In other words, Putin’s comments sounded like those of a prospective head of state while Medvedev’s sounded like those of a prospective head of government. In addition, the themes Putin hit in his speech and press conference (how Russia is putatively being treated unfairly by the West; how Russia’s “growing economic and military potential” allows it to “be firmer in standing up” for its national interests; the need to halt Russia’s demographic decline, close the income gap, ensure that the elderly receive decent pensions and benefits and, more broadly, to create a society “without poverty” that “guarantees the safety of all its citizens”) are more or less the same themes that have contributed to his popularity and are likely to continue to resonate with Russians. The themes that Medvedev hit in his Krasnoyarsk speech, including the need to implement economic reforms (like substituting the value-added tax with a sales tax), to fight corruption and to protect media independence, are likely to resonate more with Western governments and investors.
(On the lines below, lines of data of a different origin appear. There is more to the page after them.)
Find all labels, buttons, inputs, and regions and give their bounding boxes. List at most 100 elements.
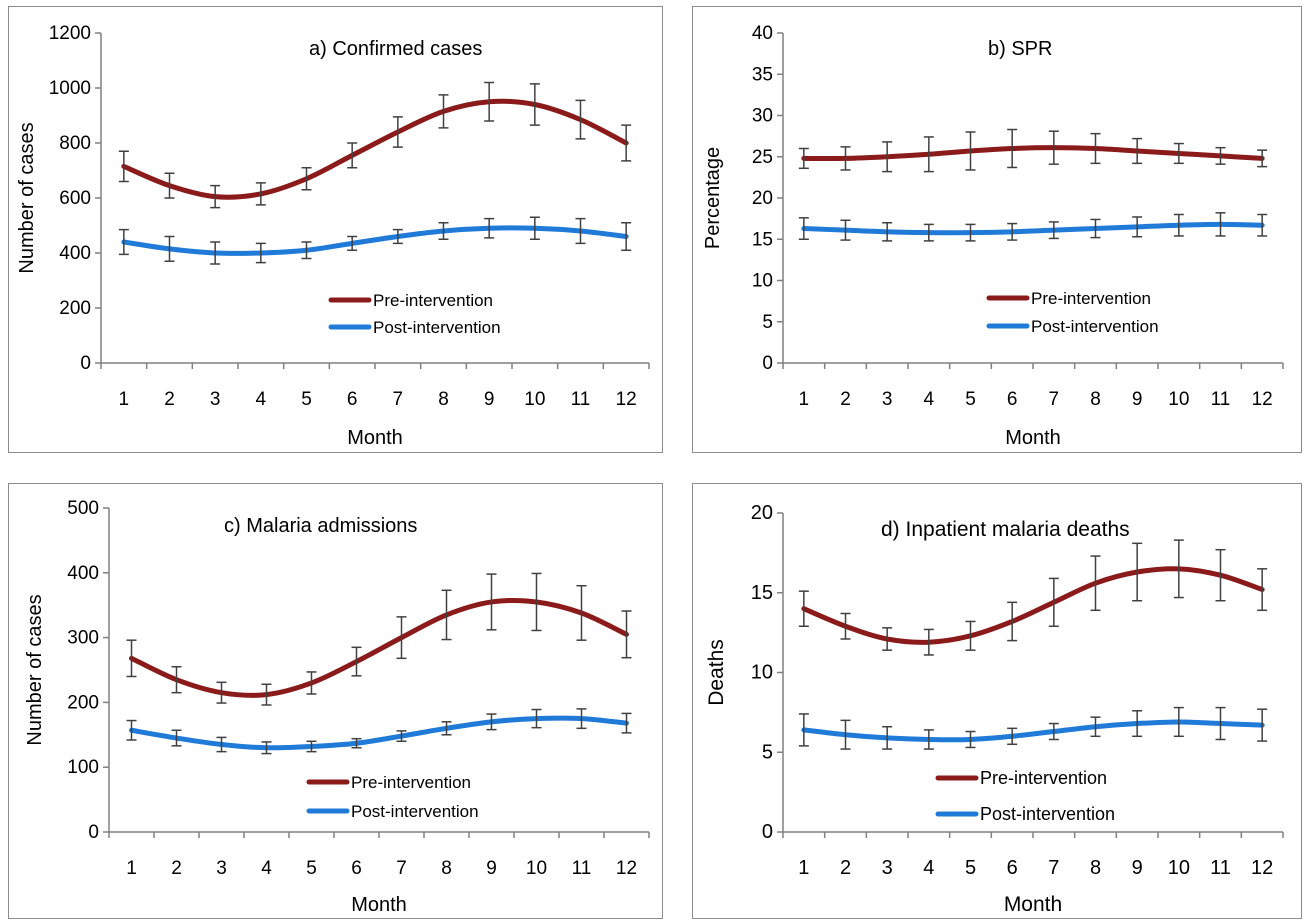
error-bar [1007,727,1018,746]
x-tick-label: 6 [351,858,362,879]
error-bar [840,612,851,640]
legend-label: Pre-intervention [980,768,1107,788]
error-bar [301,167,312,191]
error-bar [923,136,934,173]
x-tick-label: 5 [965,389,976,410]
legend-label: Pre-intervention [373,291,493,310]
x-tick-label: 9 [486,858,497,879]
y-tick-label: 20 [751,502,773,524]
x-tick-label: 2 [171,858,182,879]
x-tick-label: 11 [571,389,591,410]
x-tick-label: 2 [840,389,851,410]
y-tick-label: 200 [59,298,91,319]
y-tick-label: 1000 [49,78,91,99]
error-bar [1173,142,1184,165]
x-tick-label: 10 [526,858,547,879]
error-bar [1257,149,1268,168]
error-bar [392,116,403,148]
error-bar [1007,222,1018,241]
error-bar [255,242,266,264]
error-bar [210,241,221,265]
y-tick-label: 300 [67,628,99,649]
error-bar [529,83,540,126]
error-bar [261,683,272,706]
error-bar [923,628,934,656]
y-axis-title: Percentage [702,147,724,249]
error-bar [441,589,452,641]
error-bar [216,736,227,753]
error-bar [965,223,976,242]
y-tick-label: 800 [59,133,91,154]
error-bar [255,182,266,206]
error-bar [621,222,632,251]
error-bar [1048,722,1059,741]
error-bar [882,141,893,173]
error-bar [531,572,542,632]
chart-title: c) Malaria admissions [224,515,417,537]
error-bar [576,585,587,641]
error-bar [347,235,358,251]
error-bar [351,737,362,749]
error-bar [1007,601,1018,642]
legend-label: Pre-intervention [351,773,471,792]
x-tick-label: 1 [119,389,130,410]
error-bar [1173,706,1184,738]
error-bar [1090,218,1101,239]
legend-label: Post-intervention [351,802,479,821]
error-bar [882,222,893,242]
x-tick-label: 1 [798,857,809,879]
error-bar [798,590,809,627]
error-bar [126,639,137,678]
y-tick-label: 0 [762,821,773,843]
y-tick-label: 400 [67,563,99,584]
error-bar [923,729,934,750]
error-bar [1215,146,1226,165]
x-tick-label: 11 [572,858,592,879]
x-tick-label: 4 [261,858,272,879]
error-bar [486,713,497,731]
x-tick-label: 7 [396,858,407,879]
error-bar [396,730,407,743]
error-bar [1048,130,1059,165]
series-line-post [129,715,629,751]
y-tick-label: 0 [88,822,99,843]
error-bar [484,81,495,122]
error-bar [1090,716,1101,738]
x-tick-label: 3 [882,389,893,410]
error-bar [164,172,175,199]
error-bar [486,573,497,631]
error-bar [840,146,851,171]
x-axis-title: Month [347,427,403,449]
error-bar [575,99,586,140]
error-bar [1257,568,1268,612]
x-tick-label: 9 [1132,389,1143,410]
x-tick-label: 8 [438,389,449,410]
error-bar [1090,555,1101,612]
error-bar [1215,212,1226,237]
x-tick-label: 8 [1090,857,1101,879]
x-tick-label: 5 [306,858,317,879]
error-bar [306,740,317,753]
x-tick-label: 4 [923,857,934,879]
error-bar [1132,137,1143,165]
error-bar [392,228,403,245]
error-bar [216,681,227,704]
error-bar [484,217,495,239]
x-tick-label: 3 [210,389,221,410]
y-tick-label: 0 [762,353,773,374]
x-tick-label: 12 [616,858,637,879]
x-tick-label: 11 [1211,389,1231,410]
error-bar [306,671,317,695]
x-tick-label: 9 [1132,857,1143,879]
error-bar [923,223,934,242]
chart-title: b) SPR [988,38,1052,60]
y-tick-label: 200 [67,692,99,713]
x-tick-label: 3 [216,858,227,879]
x-tick-label: 1 [799,389,810,410]
error-bar [882,725,893,750]
error-bar [164,235,175,262]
Dmitry Oreshkin, head of the independent Mercator Group, predicts that the “real center of power” in Russia’s political system will shift to the government headed by Prime Minister Putin, while “the economy will probably remain the president’s share.” Putin “leans and depends on a powerful clan of siloviki that … is extremely heterogeneous and [whose members are] competing,” said Oreshkin. “These people don’t earn money; they love to spend it. Correspondingly, the condition for appointing Medvedev as the new president, in respect to the siloviki, was a guarantee that their situation will not worsen in the future, and only Putin can provide that guarantee. Accordingly, Putin will have to work with the power lobby; he will have to ensure their feeding by using budget funds” (“Vlast,” RTVi television and Ekho Moskvy radio, February 15). If Oreshkin is correct about a shift in power, it remains to be seen whether it will occur de facto or be formalized through amendments to the law on government – by which, for example, control over the Federal Security Service and/or other security agencies could be transferred from the president to the prime minister.